Im anliegenden Video dürfen wir Liliam Altuntas sprechen hören. Einen ganz großen Dank an Sandra Norak, die dies ermöglichte.

Liliam wenige Tage nach diesem Video: „Als ich anfing, der deutschen Öffentlichkeit über meine Geschichte zu sprechen, fühlte ich mich in die Zeit zurückgeworfen, als ich zum ersten Mal in Deutschland ankam und in dieses Auto stieg.

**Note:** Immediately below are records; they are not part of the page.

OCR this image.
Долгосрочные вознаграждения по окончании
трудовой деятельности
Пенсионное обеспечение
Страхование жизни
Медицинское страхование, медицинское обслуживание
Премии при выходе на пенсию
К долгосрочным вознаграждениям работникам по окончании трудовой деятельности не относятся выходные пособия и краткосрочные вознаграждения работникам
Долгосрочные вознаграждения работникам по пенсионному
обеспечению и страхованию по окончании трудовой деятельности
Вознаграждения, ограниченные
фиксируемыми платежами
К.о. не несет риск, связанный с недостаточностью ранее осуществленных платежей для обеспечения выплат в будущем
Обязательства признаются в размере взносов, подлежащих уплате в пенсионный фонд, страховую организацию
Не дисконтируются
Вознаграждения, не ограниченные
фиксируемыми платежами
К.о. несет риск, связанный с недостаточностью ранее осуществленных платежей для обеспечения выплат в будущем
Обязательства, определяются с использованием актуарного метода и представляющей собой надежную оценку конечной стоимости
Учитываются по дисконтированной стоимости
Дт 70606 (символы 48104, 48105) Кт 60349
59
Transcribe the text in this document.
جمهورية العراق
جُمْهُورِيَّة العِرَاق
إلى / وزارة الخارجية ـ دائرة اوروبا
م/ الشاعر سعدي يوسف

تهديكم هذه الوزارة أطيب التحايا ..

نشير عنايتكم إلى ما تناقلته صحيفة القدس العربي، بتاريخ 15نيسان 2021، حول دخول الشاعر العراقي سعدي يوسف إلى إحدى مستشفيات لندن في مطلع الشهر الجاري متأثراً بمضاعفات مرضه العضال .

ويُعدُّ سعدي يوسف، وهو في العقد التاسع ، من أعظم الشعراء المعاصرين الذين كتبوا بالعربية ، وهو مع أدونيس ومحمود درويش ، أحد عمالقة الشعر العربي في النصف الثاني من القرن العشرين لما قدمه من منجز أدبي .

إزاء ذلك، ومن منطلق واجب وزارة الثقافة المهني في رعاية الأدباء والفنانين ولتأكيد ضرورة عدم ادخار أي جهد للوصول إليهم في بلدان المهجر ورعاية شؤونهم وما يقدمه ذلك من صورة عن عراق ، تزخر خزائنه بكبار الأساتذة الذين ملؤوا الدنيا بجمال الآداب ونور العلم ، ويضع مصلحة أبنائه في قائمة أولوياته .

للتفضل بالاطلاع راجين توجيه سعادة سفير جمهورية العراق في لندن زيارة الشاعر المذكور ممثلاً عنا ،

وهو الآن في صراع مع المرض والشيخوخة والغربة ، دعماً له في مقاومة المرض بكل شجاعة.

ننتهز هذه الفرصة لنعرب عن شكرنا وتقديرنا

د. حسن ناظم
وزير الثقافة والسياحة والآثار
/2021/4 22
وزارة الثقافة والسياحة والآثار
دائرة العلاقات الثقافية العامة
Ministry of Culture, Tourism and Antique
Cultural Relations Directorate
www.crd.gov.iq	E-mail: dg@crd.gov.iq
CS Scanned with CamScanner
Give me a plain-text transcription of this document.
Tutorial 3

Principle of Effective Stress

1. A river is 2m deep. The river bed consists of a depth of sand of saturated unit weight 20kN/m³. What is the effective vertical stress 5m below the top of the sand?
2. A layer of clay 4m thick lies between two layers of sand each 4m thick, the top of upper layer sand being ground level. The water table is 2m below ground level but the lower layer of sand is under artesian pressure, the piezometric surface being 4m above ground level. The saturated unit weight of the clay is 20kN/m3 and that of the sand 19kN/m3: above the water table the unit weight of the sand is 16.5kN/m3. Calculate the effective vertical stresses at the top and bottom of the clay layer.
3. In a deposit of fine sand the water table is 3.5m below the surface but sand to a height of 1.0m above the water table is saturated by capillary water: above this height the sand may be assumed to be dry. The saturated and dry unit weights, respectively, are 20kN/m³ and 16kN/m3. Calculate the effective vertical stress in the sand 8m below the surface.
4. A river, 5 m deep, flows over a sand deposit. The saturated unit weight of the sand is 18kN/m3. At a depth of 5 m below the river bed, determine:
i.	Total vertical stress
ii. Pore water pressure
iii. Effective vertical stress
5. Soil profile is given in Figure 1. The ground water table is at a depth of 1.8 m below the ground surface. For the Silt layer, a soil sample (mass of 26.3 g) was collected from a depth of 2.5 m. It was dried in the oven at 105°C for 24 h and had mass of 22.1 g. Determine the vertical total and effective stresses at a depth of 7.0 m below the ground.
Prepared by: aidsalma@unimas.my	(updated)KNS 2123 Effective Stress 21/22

Auf der langen Autobahn sahen die anderen Mädchen und ich aus dem Fenster, wir sahen nur Bäume und Städtenamen auf den Verkehrsschildern. Es waren zwei Männer im Auto, wir wussten nicht, wer sie waren. Sie hatten die absolute Kontrolle über uns. Es war kalt, wir hatten Angst und waren unsicher, was mit uns passieren würde. Unsere Gesichter waren von Angst geprägt, unsere Augen drückten das gleiche Gefühl aus: Angst und Sehnsucht nach Zuhause. Ich glaube, ich war der einzige, der nicht daran dachte, nach Hause zurückzukehren, weil ich nie ein richtiges Zuhause gehabt hatte. Ich schaute aus dem Fenster und erkannte nichts, alles war mir fremd, sogar diese Stille, eine fremde, ferne Stille. Das Radio war eingeschaltet und manchmal sprachen die beiden Männer mit uns, aber diese Stimmen waren distanziert und fremd, wir konnten kein einziges Wort verstehen. Dann kamen wir nach Hause… für die meisten Menschen repräsentiert das Zuhause die Familie, aber nicht für uns. Sobald wir drinnen waren, ließen sie uns ausziehen und inspizierten uns von Kopf bis Fuß. Ich, ein Junge und ein Mädchen. Ich war voller Angst. Plötzlich fing ich an zu lächeln, aber es war eine Reaktion auf Angst. Gleichzeitig dachte ich: „Bald bin ich frei, sie werden mich töten. Was werden sie mit meinem Körper, mit meinen Organen machen? “ Das andere Mädchen weinte, sie zitterte. Sie ließen uns nackt auf dem Boden sitzen. Wir waren gleich, wir hatten den gleichen Blick in unseren Augen. Sie haben mit uns gesprochen, aber wir haben es nicht verstanden. Ein Mann kam und tauschte unsere Plätze: Mein Schicksal des Todes wurde gestört und mein Leben als zu verkaufende Ware begann. Ich wurde eine wiederverwendbare Ware für den deutschen Markt.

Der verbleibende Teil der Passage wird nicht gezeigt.